Given how hot the aerospace sector is, Honeywell Aerospace could go on a tear. The remaining Honeywell Technologies could pull back, as can happen when a company spins off a faster-growing business from a slower-growing one. But a post-spinoff sell-off in Honeywell Technologies could create a new opportunity. If investors bail, it could become oversold, offering an opportune entry point from a value perspective.

Options Market Framework

Two trades worth structuring against this week’s developments:

On the AI infrastructure fragility theme: IV across semiconductor names has spiked after five consecutive down sessions for the Nasdaq. For traders who believe the OpenAI delay is a near-term sentiment overhang rather than a fundamental break in AI capital spending, a defined-risk bull put spread on NVDA or AVGO in the August expiration captures elevated premium while limiting downside exposure to a specific level. If you believe the spending commitments remain intact and OpenAI’s delay is ultimately a 12-month timing issue rather than a cancellation, the risk-reward on selling near-term fear is asymmetric. That said, if Kashkari’s hawkish pivot accelerates and the broader market begins pricing in a rate hike before year-end, growth multiples across the sector face additional compression regardless of the IPO timeline.

On Honeywell Aerospace (HONA): Index inclusion mechanics create a structural buyer for the first two to four weeks of trading. Pure-play aerospace peers trade at materially higher multiples than Honeywell did as a conglomerate. The first number to watch is HONA’s implied value against 2026 EBIT of $4.6 billion to $4.7 billion. If HONA trades at a premium aerospace multiple, the market is saying Honeywell’s aerospace business deserved a cleaner public valuation. For options traders, defined-risk call structures in the first 30 days of trading capture both the index-buying tailwind and the potential rerating to peer multiples, with the primary risk being a broader defense sector rotation reversal.

The Risk Wall Street Is Underweighting

The consensus still reads this week as a consolidation. A healthy pullback inside a structurally intact AI cycle. That may be right. But there is a version of this that is more uncomfortable.

OpenAI sits at the center of the entire demand chain. OpenAI may be private, but it sits at the center of the AI build-out, having signed an extraordinary string of supply deals that underpin much of the industry’s expected demand. A delay in going public does not cancel those deals. But it does raise the question of how a company burning $14 billion annually funds $600 billion in commitments without a major capital raise. And if the answer involves renegotiating some of those commitments, even the strongest AI infrastructure stocks face a demand revision that has not been modeled.

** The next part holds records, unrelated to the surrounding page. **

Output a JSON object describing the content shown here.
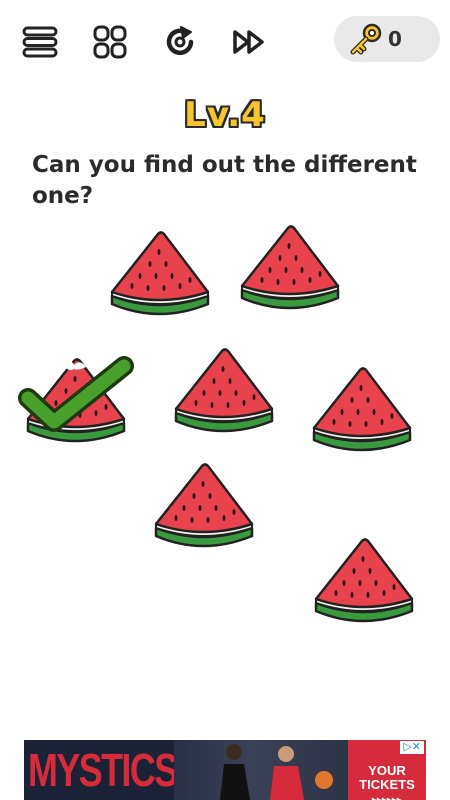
{
  "toolbar": {
    "menu_icon": "menu-icon",
    "levels_icon": "levels-grid-icon",
    "restart_icon": "restart-icon",
    "skip_icon": "skip-icon",
    "keys_icon": "key-icon",
    "keys_count": "0"
  },
  "level": {
    "title": "Lv.4"
  },
  "question": "Can you find out the different one?",
  "puzzle": {
    "item_icon": "watermelon-slice-icon",
    "selected_item": "watermelon-left-middle (bitten)",
    "result_icon": "checkmark-icon",
    "colors": {
      "flesh": "#e8434c",
      "rind": "#3a9b3e",
      "seeds": "#2a1a1a",
      "check": "#4aa02c"
    }
  },
  "ad": {
    "brand": "MYSTICS",
    "cta": "YOUR TICKETS",
    "cta_arrows": "▸▸▸▸▸▸",
    "choices_icon": "ad-choices-icon"
  }
}
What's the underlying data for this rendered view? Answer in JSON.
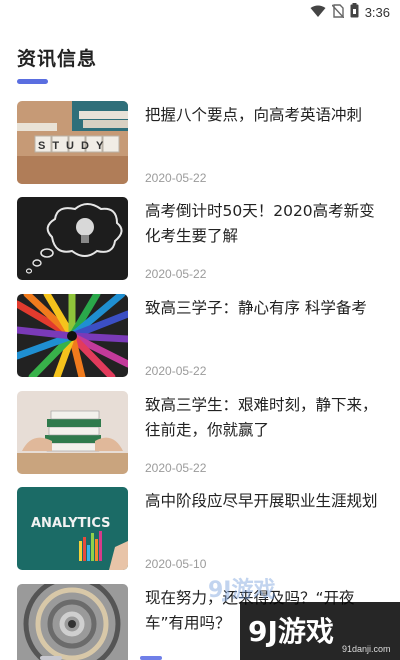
{
  "status_bar": {
    "time": "3:36",
    "icons": [
      "wifi-icon",
      "no-sim-icon",
      "battery-icon"
    ]
  },
  "page": {
    "title": "资讯信息",
    "accent_color": "#5a6ee0"
  },
  "news": [
    {
      "title": "把握八个要点，向高考英语冲刺",
      "date": "2020-05-22",
      "thumb": "study-blocks-image",
      "thumb_text": "STUDY"
    },
    {
      "title": "高考倒计时50天！2020高考新变化考生要了解",
      "date": "2020-05-22",
      "thumb": "lightbulb-cloud-image"
    },
    {
      "title": "致高三学子：静心有序 科学备考",
      "date": "2020-05-22",
      "thumb": "colored-pencils-image"
    },
    {
      "title": "致高三学生：艰难时刻，静下来，往前走，你就赢了",
      "date": "2020-05-22",
      "thumb": "stacked-books-image"
    },
    {
      "title": "高中阶段应尽早开展职业生涯规划",
      "date": "2020-05-10",
      "thumb": "analytics-chalkboard-image",
      "thumb_text": "ANALYTICS"
    },
    {
      "title": "现在努力，还来得及吗？“开夜车”有用吗？",
      "date": "",
      "thumb": "paper-spiral-image"
    }
  ],
  "watermark": {
    "logo": "9J游戏",
    "url": "91danji.com",
    "ghost": "9J游戏"
  }
}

Add Kashkari’s explicit statement that AI data center spending is itself inflationary, layer in a potential rate hike before year-end, and the discount rate applied to every high-multiple AI name moves in one direction. The earnings are real. The question is whether the market has been pricing the peak version of those earnings against the lowest possible discount rate, and whether both of those assumptions are now moving against the trade at the same time.

That is the version of this week that is still being debated on trading desks. The index barely noticed. The Nasdaq was down 4.6% on the week. The Dow was up 0.6%. The S&P 500 slid nearly 2% on the week, while the Nasdaq fell 4.6% in the period. The Dow outperformed, rising 0.6% week to date. That divergence is not noise. It is the same rotation that has been building all year, suddenly accelerating.

The question now is whether this is a rotation or a repricing. And nobody has a clean answer yet.